Binary Tree Inorder Traversal

Given a binary tree, return the inorder traversal of its nodes' values.

For example:
Given binary tree {1,#,2,3},

   1
    
     2
    /
   3

return [1,3,2].

Note: Recursive solution is trivial, could you do it iteratively?

confused what "{1,#,2,3}" means? > read more on how binary tree is serialized on OJ.

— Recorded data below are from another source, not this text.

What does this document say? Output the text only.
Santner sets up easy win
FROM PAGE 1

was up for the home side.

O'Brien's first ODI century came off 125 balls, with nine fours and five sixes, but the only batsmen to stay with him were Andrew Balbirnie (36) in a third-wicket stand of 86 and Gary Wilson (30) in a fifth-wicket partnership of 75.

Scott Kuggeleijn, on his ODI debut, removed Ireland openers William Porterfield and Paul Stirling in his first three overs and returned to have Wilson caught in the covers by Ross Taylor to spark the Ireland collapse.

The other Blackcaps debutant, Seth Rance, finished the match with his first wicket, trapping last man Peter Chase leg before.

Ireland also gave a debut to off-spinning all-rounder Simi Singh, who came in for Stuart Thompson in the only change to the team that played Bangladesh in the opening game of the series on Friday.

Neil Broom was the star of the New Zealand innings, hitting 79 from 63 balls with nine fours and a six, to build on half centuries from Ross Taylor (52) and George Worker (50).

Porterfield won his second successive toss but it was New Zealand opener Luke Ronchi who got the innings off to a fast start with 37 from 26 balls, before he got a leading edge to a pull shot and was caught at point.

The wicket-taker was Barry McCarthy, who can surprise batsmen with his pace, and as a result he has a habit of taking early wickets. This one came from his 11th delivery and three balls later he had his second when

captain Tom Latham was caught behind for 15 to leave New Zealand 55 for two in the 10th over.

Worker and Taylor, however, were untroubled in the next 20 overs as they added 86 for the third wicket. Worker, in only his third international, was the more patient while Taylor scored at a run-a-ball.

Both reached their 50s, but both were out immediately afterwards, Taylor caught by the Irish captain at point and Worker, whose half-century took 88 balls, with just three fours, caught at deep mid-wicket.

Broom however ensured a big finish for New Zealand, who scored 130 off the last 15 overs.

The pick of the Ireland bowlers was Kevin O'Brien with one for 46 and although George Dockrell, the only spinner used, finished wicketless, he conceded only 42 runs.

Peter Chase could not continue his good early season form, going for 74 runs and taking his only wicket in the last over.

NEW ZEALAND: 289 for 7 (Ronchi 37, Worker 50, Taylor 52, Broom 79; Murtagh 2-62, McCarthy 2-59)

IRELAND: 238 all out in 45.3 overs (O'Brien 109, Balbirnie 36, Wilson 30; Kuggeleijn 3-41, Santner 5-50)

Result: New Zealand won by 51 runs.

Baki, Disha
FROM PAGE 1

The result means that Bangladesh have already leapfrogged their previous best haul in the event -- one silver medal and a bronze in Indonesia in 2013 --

OJ's Binary Tree Serialization:

The serialization of a binary tree follows a level order traversal, where '#' signifies a path terminator where no node exists below.

Here's an example:

   1
  / 
 2   3
    /
   4
    
     5

The above binary tree is serialized as "{1,2,3,#,#,4,#,#,5}".

 

/**
 * Definition for binary tree
 * public class TreeNode {
 *     int val;
 *     TreeNode left;
 *     TreeNode right;
 *     TreeNode(int x) { val = x; }
 * }
 */
public class Solution {
    ArrayList<Integer> result = null;
    public ArrayList<Integer> inorderTraversal(TreeNode root) {
        // IMPORTANT: Please reset any member data you declared, as
        // the same Solution instance will be reused for each test case.
        result = new ArrayList<Integer>();
        inorder(root);
        return result;
    }
    public void inorder(TreeNode root){
        if(root == null) return;
        inorder(root.left);
        result.add(root.val);
        inorder(root.right);
    }
}

//1.build threaded binary tree
public List<Integer> inorderTraversal(TreeNode root) {
    // write your code here
    TreeNode cur = null, pre = null;
    List<Integer> result = new ArrayList<Integer>();
    if(root == null) return result;
    cur = root;
    while(cur != null){
        if(cur.left == null){
            result.add(cur.val);
            cur = cur.right;
        }else{
            pre = cur.left;
            while(pre.right != null && pre.right != cur){
                pre = pre.right;
            }
            if(pre.right == null){//first time: build threaded binary tree
                pre.right = cur;
                cur = cur.left;
            }else{//second time: recover tree and output val
                result.add(cur.val);
                pre.right = null;
                cur = cur.right;
            }
            
        }
    }
    return result;
}

//2. stack
public List<Integer> inorderTraversal(TreeNode root) {
    List<Integer> result = new ArrayList<Integer>();
    if(root == null) return result;
    LinkedList<TreeNode> stack = new LinkedList<TreeNode>();
    boolean flg = true;
    while(flg){
        if(root != null){
            stack.push(root);
            root = root.left;
        }else{
            if(stack.isEmpty()) flg = false;
            else{
                root = stack.pop();
                result.add(root.val);
                root = root.right;
            }
        }
    }
    return result;
}